Ya Tuhan, Nirmala. Apa-apaan ini? Tega sekali dia membayar preman untuk mengambil mobilnya yang sudah dihadiahkan kepadaku.

"Sekarang juga serahkan kunci mobil bos kami, atau kami akan mematahkan leher kamu!" ancamnya membuat nyaliku menciut seperti sekarang pengecut.

Ragu-ragu merogoh saku celana lalu menyerahkan apa yang mereka minta. Lebih baik mengalah daripada nanti babak belur.

Aku melungguh lemas di trotoar sambil menatap mobil mewah yang biasa aku gunakan dibawa oleh anak buah Nirmala, menjambak rambut frustrasi merasa kesal kepada istri.

Tega, kejam, juga tidak punya perasaan.

Argh!

Mengayunkan kepal ke udara, benar-benar kesal luar biasa dengan apa yang sudah dilakukan oleh istri tua. Mentang-mentang banyak uang, mau sok berkuasa dia.

***

POV NIRMALA

“Kamu tidak apa-apa, La?” tanya Kak Irsyad seraya menatap wajahku sekilas.

Aku mengulas senyum kepadanya, menyembunyikan luka yang tengah meraja di dada.

Sakit, itu sudah pasti. Hati wanita mana yang tidak terluka jika melihat suami yang dicintainya tengah bersanding dengan perempuan lain, padahal statusnya masih sah menjadi suamiku.

Tapi biarlah. Aku tidak mau memperebutkan laki-laki pengkhianat seperti dia. Tubuhku memang cacat, tetapi tidak mau hanya gara-gara ketidakberdayaanku membuat orang-orang yang kucintai memperlakukan seenaknya sendiri. Kalau Mas Arya lebih memilih perempuan itu ya, silakan. Aku tidak akan melarang apalagi sampai bertindak bar-bar di depan orang banyak. Bukan sifatku seperti itu.

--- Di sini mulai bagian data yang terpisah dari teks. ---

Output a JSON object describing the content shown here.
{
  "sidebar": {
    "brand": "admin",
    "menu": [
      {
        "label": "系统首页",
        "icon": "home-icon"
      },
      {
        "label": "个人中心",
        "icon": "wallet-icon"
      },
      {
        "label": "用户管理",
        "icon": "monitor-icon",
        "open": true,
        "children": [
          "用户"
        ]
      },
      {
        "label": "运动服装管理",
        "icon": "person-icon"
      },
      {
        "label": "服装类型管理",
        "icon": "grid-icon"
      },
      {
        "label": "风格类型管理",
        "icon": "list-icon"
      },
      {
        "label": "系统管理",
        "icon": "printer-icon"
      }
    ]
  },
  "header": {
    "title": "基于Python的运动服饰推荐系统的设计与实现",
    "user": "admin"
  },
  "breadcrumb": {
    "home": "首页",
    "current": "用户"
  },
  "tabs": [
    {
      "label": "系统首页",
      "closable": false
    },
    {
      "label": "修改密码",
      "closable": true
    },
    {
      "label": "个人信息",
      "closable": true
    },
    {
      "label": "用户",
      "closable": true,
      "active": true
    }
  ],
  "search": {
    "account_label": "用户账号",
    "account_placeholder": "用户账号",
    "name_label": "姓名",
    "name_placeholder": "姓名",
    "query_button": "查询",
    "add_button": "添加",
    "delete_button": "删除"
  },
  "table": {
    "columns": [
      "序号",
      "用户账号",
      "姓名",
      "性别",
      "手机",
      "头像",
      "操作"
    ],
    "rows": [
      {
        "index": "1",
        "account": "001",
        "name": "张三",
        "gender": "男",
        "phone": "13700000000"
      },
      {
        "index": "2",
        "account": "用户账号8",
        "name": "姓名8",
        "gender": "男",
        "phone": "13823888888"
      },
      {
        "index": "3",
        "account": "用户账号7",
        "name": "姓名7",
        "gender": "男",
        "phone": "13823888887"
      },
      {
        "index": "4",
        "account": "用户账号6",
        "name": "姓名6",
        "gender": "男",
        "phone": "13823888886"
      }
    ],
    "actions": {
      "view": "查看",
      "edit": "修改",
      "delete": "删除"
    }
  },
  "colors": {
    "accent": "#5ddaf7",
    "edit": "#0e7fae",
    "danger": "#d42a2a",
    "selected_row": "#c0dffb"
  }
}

Aku akan bermain secara halus, menghancurkan dia secara perlahan tanpa mengotori tangan. Membunuh tanpa menyentuh.

“Kamu yang sabar ya, La. Kakak akan membantu kamu sebisa mungkin. Kamu tidak sendirian!” ucapnya lagi seraya menyunggingkan bibir.

“Terima kasih!”

“Apa kamu sudah mengurus perceraian kamu dengan Arya?”

“Secepatnya akan aku urus, Kak. Aku akan meminta pengacara keluarga mengurus semuanya. Untuk saat ini aku akan bersembunyi dari Mas Arya, karena aku yakin pasti dia sedang mencariku.”

“Bagaimana dengan rencana kamu setelah berpisah dengan suami benalu kamu itu, La?”

“Belum ada rencana, Kak. Mau menenangkan diri dan mengobati luka ini sendiri!”

“Apa masih ada kesempatan ke dua untuk aku, La. Aku mau kita kembali seperti dulu.”

“Tidak terpikirkan sampai ke situ, Kak. Aku takut kembali dikecewakan.”

“Aku akan setia.”

“Tapi dulu Kakak meninggalkan aku setelah tau aku cacat. Terus, apa bedanya Kakak sama Mas Arya.”

“La, aku ....”

“Sudahlah, Kak. Aku sedang tidak mau membahas masa lalu. Aku ingin hidup sendiri, karena sendiri ternyata lebih menyenangkan!”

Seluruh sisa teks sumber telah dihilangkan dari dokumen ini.